The application has just been accepted, and the government will contribute 57% of the budget, set at €6.8m for a four-year period (from January 2023). 15% of the funding will be used to reward the alliance between the private sector and public research and therefore, indirectly, to pay List. Waagner-Biro will use its own reserves to finance the rest of the development. “With the banks, it doesn’t work at all. They are very reluctant to take on this kind of project,” states its CEO. List is adding a contribution from its own pocket for research, which could eventually be used for other projects, depending on the decision Waagner-Biro takes on intellectual property once the system has been created. “These are autonomous vehicles. They could be used in logistics, for example,” explains Michel.

In his business plan, Schiltz expects to recoup his investment within ten years.
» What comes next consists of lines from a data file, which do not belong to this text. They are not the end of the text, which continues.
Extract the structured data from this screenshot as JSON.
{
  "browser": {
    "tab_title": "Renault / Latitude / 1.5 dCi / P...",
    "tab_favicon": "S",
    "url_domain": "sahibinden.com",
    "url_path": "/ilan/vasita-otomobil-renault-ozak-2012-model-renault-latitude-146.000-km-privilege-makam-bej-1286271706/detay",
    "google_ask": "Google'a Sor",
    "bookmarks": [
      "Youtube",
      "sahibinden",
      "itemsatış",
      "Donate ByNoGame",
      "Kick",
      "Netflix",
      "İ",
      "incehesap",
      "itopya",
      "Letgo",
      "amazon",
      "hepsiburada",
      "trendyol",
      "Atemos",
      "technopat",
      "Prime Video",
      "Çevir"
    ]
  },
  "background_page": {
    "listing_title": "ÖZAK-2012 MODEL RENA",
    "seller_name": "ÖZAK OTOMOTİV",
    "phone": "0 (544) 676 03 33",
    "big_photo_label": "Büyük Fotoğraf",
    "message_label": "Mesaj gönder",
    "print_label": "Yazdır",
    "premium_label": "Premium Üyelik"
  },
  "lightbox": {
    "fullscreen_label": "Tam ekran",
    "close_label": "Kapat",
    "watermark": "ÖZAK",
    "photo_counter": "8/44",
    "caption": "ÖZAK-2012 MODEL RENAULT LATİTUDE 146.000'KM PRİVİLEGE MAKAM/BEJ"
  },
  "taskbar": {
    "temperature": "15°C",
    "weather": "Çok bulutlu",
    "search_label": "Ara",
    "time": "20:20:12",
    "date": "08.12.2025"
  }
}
When he co-founded the company in 1987 with Roland Jacoby, it was called Guddland Digital and focused on the industrial sector. After shifting its focus to culture in 1989, it sold 51% of its shares to the Austrian group Waagner-Biro in 2002--thus taking on its current name.

€3m Hong Kong contract

With its 53 employees, the company generated sales of €9.9m in 2022. “Half comes from Asia,” estimates its CEO. The Luxembourg business accounts for nearly a quarter of the €40m-€50m turnover of the Waagner-Biro group, which has offices in Germany, the UK and China, and employs 180 people.

In Vienna, where the head office is located, “they make the machines, the mechanics,” states Schiltz. “Here, we make the machines work, IT development and quality control.”
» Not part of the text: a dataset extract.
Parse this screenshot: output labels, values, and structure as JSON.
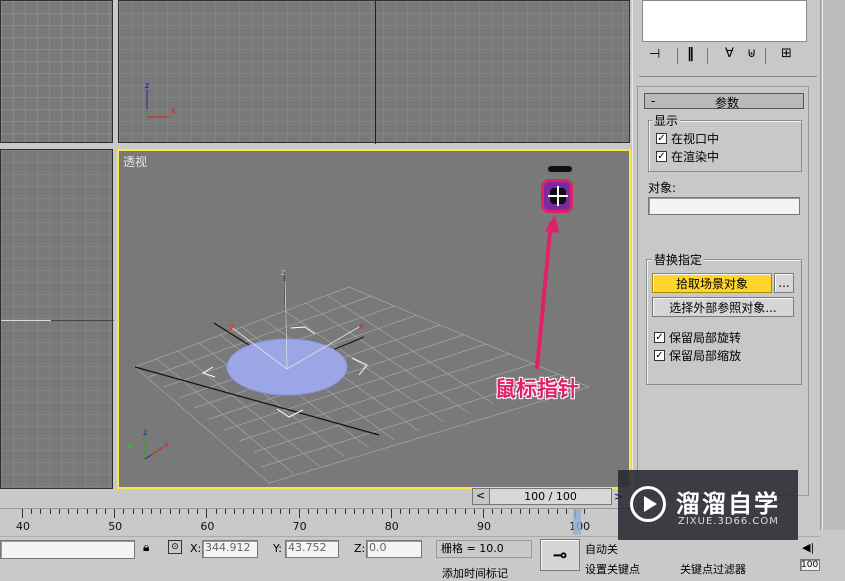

The company has recruited six people to develop its new project with List--in which virtually all the engineers are involved. At the technology institute, there are “five research teams” and “ten people” focusing on the development of the Waagner-Biro Luxembourg wagons, says Michel. The teams meet “every first Tuesday or Wednesday of the month.”

Meanwhile, the company continues to grow. “We have just signed the biggest contract in our history for a theatre in Hong Kong, worth €3m,” boasts the CEO, who counts “more than 250 theatres” equipped with his systems in 40 countries. And to support its growth, Waagner-Biro will be looking for new offices for its staff next year.